第55話 ピンクな雰囲気


 夜風が涼しい街中を歩く。

 隣には、俺と手を繋いでいる浴衣姿の笑来。

 これからすることに顔を赤らめ、少し俯く。歩く度になびく髪から香る甘いシャンプーの香り。


 ただ歩いているだけなのに、なんとも幸せな気持ちになる。

 ホテルまで戻ると、自分たちの部屋に戻る。

 夕食はもう片づけられており、テーブルは端に移動させられていて、布団が2枚くっついて並べられていた。


「布団、もう用意されてるね」


「まぁ、あとは寝るだけだしな」


 緊張からか、淡々とした会話をする俺達。


「とりあえず、タオルとか用意しよっか」


「……うん」


「シャンプーとかリンスもあるかな?」


「さっき大浴場で色々済ませといたから俺はいいかな」


「たしかに、私もさっきしたからいいや」


 そう。俺は大浴場の時にありとあらゆる準備をしておいた。

 体を隅々まで洗い清め、ムダ毛処理を念入りにした。

 ここに来る前にも、まんじゅうを食べた後に口臭ケアをしておいたし、準備は万全だ。


「これバスタオルね」


 洗面台に向かった笑来は、バスタオルを渡してくる。


「ん、ありがと」


「悠、先入ってていいよ。私ちょっと準備してから行くから」


「お、おう」


 落ち着かない様子で体をもじもじさせると、そのまま笑来は洗面所の扉を閉めた。

 女子は準備に時間が掛かるからな。

 髪の毛を結ったり、その他にも色々とありそうだ。


「よし、入るか」


 と、浴衣を脱ぎ、バスタオルを腰に巻くと、窓を開けて外に出る。

 部屋についている露天風呂は、窓を開けると、すぐの所にある。

 大人が4人ほどは入れる広さの四角い檜風呂。タイル状の壁際には鏡と小さな椅子。シャワーまで完備されている。

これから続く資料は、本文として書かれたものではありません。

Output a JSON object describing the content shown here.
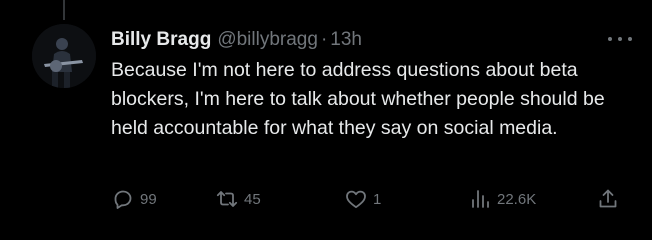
{
  "tweet": {
    "display_name": "Billy Bragg",
    "handle": "@billybragg",
    "separator": "·",
    "time": "13h",
    "text": "Because I'm not here to address questions about beta blockers, I'm here to talk about whether people should be held accountable for what they say on social media."
  },
  "actions": {
    "replies": "99",
    "retweets": "45",
    "likes": "1",
    "views": "22.6K"
  },
  "icons": {
    "avatar": "profile-photo",
    "more": "more-icon",
    "reply": "reply-icon",
    "retweet": "retweet-icon",
    "like": "heart-icon",
    "views": "views-icon",
    "share": "share-icon"
  },
  "colors": {
    "background": "#000000",
    "primary_text": "#e7e9ea",
    "secondary_text": "#71767b"
  }
}
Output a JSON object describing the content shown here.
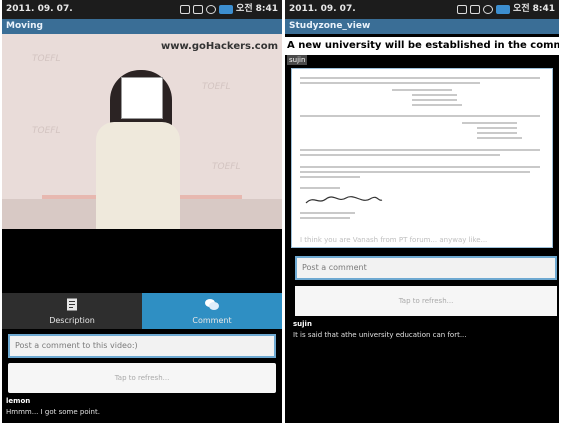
{
  "left_phone": {
    "status": {
      "date": "2011. 09. 07.",
      "ampm": "오전",
      "time": "8:41"
    },
    "title": "Moving",
    "video": {
      "site": "www.goHackers.com",
      "watermark": "TOEFL"
    },
    "tabs": [
      {
        "label": "Description",
        "icon": "document-icon"
      },
      {
        "label": "Comment",
        "icon": "chat-bubbles-icon"
      }
    ],
    "comment_placeholder": "Post a comment to this video:)",
    "refresh_label": "Tap to refresh...",
    "latest_comment": {
      "user": "lemon",
      "text": "Hmmm... I got some point."
    }
  },
  "right_phone": {
    "status": {
      "date": "2011. 09. 07.",
      "ampm": "오전",
      "time": "8:41"
    },
    "title": "Studyzone_view",
    "headline": "A new university will be established in the commun...",
    "author": "sujin",
    "doc_faint_text": "I think you are Vanash from PT forum... anyway like...",
    "comment_placeholder": "Post a comment",
    "refresh_label": "Tap to refresh...",
    "latest_comment": {
      "user": "sujin",
      "text": "It is said that athe university education can fort..."
    }
  },
  "colors": {
    "titlebar": "#3a6e96",
    "active_tab": "#2f8fc3",
    "input_border": "#6ea9d1"
  }
}
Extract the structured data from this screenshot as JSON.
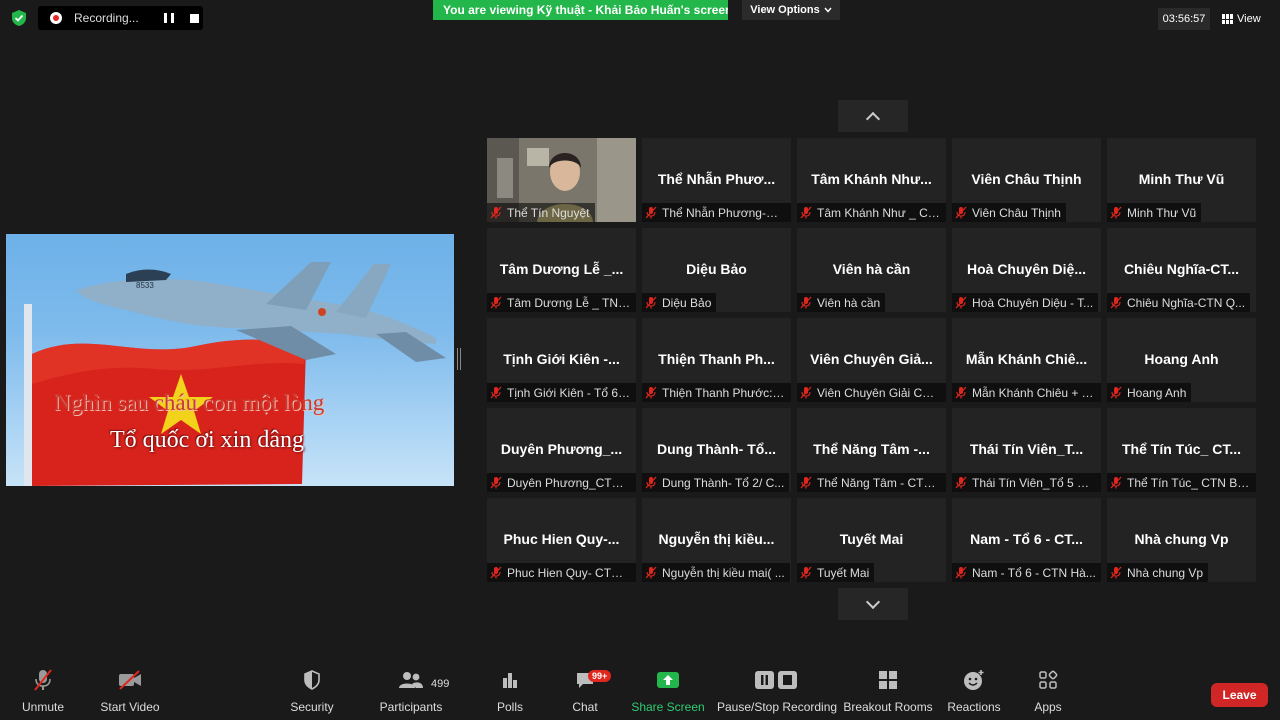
{
  "top": {
    "recording_label": "Recording...",
    "viewing_banner": "You are viewing Kỹ thuật - Khải Bảo Huấn's screen",
    "view_options_label": "View Options",
    "timer": "03:56:57",
    "view_label": "View"
  },
  "shared_screen": {
    "lyric_line_1": "Nghìn sau cháu con một lòng",
    "lyric_line_2": "Tổ quốc ơi xin dâng"
  },
  "gallery": {
    "tiles": [
      {
        "name": "",
        "label": "Thể Tín Nguyệt",
        "video": true
      },
      {
        "name": "Thể Nhẫn Phươ...",
        "label": "Thể Nhẫn Phương-CT..."
      },
      {
        "name": "Tâm Khánh Như...",
        "label": "Tâm Khánh Như _ CT..."
      },
      {
        "name": "Viên Châu Thịnh",
        "label": "Viên Châu Thịnh"
      },
      {
        "name": "Minh Thư Vũ",
        "label": "Minh Thư Vũ"
      },
      {
        "name": "Tâm Dương Lễ _...",
        "label": "Tâm Dương Lễ _ TNBG"
      },
      {
        "name": "Diệu Bảo",
        "label": "Diệu Bảo"
      },
      {
        "name": "Viên hà cần",
        "label": "Viên hà cần"
      },
      {
        "name": "Hoà Chuyên Diệ...",
        "label": "Hoà Chuyên Diệu - T..."
      },
      {
        "name": "Chiêu Nghĩa-CT...",
        "label": "Chiêu Nghĩa-CTN Q..."
      },
      {
        "name": "Tịnh Giới Kiên -...",
        "label": "Tịnh Giới Kiên - Tổ 6 ..."
      },
      {
        "name": "Thiện Thanh Ph...",
        "label": "Thiện Thanh Phước: Đ..."
      },
      {
        "name": "Viên Chuyên Giả...",
        "label": "Viên Chuyên Giải CTN..."
      },
      {
        "name": "Mẫn Khánh Chiê...",
        "label": "Mẫn Khánh Chiêu + T..."
      },
      {
        "name": "Hoang Anh",
        "label": "Hoang Anh"
      },
      {
        "name": "Duyên Phương_...",
        "label": "Duyên Phương_CTN ..."
      },
      {
        "name": "Dung Thành- Tổ...",
        "label": "Dung Thành- Tổ 2/ C..."
      },
      {
        "name": "Thể Năng Tâm -...",
        "label": "Thể Năng Tâm - CTN..."
      },
      {
        "name": "Thái Tín Viên_T...",
        "label": "Thái Tín Viên_Tổ 5 CT..."
      },
      {
        "name": "Thể Tín Túc_ CT...",
        "label": "Thể Tín Túc_ CTN BẮ..."
      },
      {
        "name": "Phuc Hien Quy-...",
        "label": "Phuc Hien Quy- CTN ..."
      },
      {
        "name": "Nguyễn thị kiều...",
        "label": "Nguyễn thị kiều mai( ..."
      },
      {
        "name": "Tuyết Mai",
        "label": "Tuyết Mai"
      },
      {
        "name": "Nam - Tổ 6 - CT...",
        "label": "Nam - Tổ 6 - CTN Hà..."
      },
      {
        "name": "Nhà chung Vp",
        "label": "Nhà chung Vp"
      }
    ]
  },
  "toolbar": {
    "unmute": "Unmute",
    "start_video": "Start Video",
    "security": "Security",
    "participants": "Participants",
    "participants_count": "499",
    "polls": "Polls",
    "chat": "Chat",
    "chat_badge": "99+",
    "share_screen": "Share Screen",
    "pause_stop_recording": "Pause/Stop Recording",
    "breakout_rooms": "Breakout Rooms",
    "reactions": "Reactions",
    "apps": "Apps",
    "leave": "Leave"
  },
  "colors": {
    "background": "#1a1a1a",
    "tile": "#232323",
    "viewing_banner": "#23b64a",
    "share_green": "#23b64a",
    "leave_red": "#d02726",
    "mic_off_red": "#e0261d"
  }
}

 温泉は赤黒く滑らかな湯をしている。大浴場の露天風呂と同じ種類の温泉。これならお風呂に入った時に体が丸見えにならなくて済む。

 俺としては透き通っていた方がいいのだが、笑来の体が見えるのと同じく俺の体も丸見えだ


 男は、興奮したら速攻バレてしまうから多少濁っていた方がありがたい。


「タオルは……ここら辺でいっか」


 濡れないように窓の取手に掛けると、ゆっくりと温泉に足を入れる。


「うわ気持ち~……しかも最高の眺め」


 肩まで浸かり、縁に手を付きながらゆったりと外の光景を見ると、目の前には温泉街が広がっていた。


 昔ながらの店が立ち並ぶ大通り、背の高い建物から漏れる光、きわめつけは夜空に輝く満天の星空と満月。

 ずっと見ていられそうな絶景だ。